Wegen des Stromausfalls sind auch Kochen und Backen nicht möglich. Hubschrauber versorgen Passagiere und Crew mit Nahrung, Telefonen und Taschenlampen. Auch frisches Brot wird per Helikopter angeliefert.

Schiff soll heute auf Mahe ankommen
Ein französischer Fischtrawler zieht die "Costa Allegra", ein Schwesterschiff der vor Italien auf Grund gelaufenen "Costa Concordia", in Richtung der Hauptinsel der Seychellen, Mahe. Noch heute soll das Schiff auf Mahe ankommen - wegen der guten Wetterbedingungen einen Tag früher als geplant. Ein Schiff der Seychellen-Küstenwache eskortiert den Luxusliner bis Port Victoria auf Mahe.

Feuer an Bord
Die "Costa Allegra" war am Montag während der Fahrt von Madagaskar zu den Seychellen durch einen Brand im Maschinenraum manövrierunfähig geworden und hatte Hilfe angefordert. Das Feuer konnte gelöscht werden, ohne dass Menschen zu Schaden kamen.

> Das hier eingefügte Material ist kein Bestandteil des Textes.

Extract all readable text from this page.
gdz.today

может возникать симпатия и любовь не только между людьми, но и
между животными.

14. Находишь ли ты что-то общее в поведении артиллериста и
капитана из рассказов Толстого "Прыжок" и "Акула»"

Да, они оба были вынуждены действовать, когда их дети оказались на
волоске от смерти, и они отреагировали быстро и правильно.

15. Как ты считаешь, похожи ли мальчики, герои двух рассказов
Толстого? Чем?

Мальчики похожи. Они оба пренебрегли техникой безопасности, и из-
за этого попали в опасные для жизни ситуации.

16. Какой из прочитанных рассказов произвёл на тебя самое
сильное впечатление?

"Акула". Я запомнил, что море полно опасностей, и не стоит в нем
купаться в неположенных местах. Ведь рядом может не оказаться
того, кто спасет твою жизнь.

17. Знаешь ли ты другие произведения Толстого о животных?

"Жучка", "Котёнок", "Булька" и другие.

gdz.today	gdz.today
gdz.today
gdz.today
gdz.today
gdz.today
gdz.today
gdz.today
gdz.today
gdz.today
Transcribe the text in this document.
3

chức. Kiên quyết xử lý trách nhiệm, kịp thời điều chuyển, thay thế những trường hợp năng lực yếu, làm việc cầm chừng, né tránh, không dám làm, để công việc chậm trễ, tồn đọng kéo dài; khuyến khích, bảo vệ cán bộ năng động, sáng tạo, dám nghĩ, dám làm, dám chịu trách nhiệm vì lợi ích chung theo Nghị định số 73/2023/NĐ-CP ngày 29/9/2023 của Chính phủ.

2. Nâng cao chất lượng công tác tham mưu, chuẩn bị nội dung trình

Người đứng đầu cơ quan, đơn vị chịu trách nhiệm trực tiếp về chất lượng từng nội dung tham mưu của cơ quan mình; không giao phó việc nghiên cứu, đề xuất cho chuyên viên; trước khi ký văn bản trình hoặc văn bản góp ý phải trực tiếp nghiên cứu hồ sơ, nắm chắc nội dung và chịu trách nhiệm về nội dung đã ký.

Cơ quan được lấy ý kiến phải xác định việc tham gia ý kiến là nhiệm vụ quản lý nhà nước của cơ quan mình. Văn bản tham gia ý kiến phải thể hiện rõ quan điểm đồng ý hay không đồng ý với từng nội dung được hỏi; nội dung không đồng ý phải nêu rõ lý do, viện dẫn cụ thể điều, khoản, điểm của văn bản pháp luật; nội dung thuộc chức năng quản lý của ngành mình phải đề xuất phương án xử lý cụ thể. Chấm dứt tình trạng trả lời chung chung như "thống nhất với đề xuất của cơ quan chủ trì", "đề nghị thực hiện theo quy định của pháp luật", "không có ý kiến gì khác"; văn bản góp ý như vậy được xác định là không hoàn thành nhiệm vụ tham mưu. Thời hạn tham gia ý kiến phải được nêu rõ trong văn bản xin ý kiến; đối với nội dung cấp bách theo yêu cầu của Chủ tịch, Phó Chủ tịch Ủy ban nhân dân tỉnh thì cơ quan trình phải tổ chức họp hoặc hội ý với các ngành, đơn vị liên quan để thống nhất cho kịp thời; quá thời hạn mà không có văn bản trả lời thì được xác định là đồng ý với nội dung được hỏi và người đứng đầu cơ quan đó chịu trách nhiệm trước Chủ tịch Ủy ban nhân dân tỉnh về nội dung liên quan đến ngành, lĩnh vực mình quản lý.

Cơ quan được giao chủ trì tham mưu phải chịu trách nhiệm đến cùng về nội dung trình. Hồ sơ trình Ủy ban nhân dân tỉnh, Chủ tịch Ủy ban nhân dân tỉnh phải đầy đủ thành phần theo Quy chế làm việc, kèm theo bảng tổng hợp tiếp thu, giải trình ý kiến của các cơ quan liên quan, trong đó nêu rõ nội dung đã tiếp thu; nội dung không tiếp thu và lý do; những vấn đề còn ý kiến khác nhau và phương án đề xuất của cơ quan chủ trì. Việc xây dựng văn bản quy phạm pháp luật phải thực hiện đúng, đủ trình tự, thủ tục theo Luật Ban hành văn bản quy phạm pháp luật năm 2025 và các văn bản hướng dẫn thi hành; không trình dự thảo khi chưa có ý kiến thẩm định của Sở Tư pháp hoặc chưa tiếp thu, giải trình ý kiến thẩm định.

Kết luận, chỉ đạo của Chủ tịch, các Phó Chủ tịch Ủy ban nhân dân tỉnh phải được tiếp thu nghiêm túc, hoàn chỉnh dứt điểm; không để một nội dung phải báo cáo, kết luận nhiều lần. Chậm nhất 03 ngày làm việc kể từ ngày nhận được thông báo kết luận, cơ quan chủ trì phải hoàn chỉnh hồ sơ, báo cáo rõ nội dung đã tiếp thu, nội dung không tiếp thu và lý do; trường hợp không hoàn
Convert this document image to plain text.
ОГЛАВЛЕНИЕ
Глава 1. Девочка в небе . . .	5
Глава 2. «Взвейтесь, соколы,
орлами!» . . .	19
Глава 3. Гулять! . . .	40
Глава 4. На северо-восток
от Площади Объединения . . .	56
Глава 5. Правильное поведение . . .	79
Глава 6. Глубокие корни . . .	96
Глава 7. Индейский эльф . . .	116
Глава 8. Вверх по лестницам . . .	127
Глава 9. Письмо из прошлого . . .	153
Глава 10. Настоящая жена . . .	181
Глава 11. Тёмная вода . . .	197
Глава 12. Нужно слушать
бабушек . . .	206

Eine Gruppe von Fachleuten und Offizieren der Reederei Costa Crociere soll demnächst die Seychellen erreichen, um die Landung zu koordinieren. Dabei handelt es sich um dieselbe Kriseneinheit, die beim Unglück der "Costa Concordia" vor der toskanischen Insel Giglio am 13. Jänner im Einsatz war.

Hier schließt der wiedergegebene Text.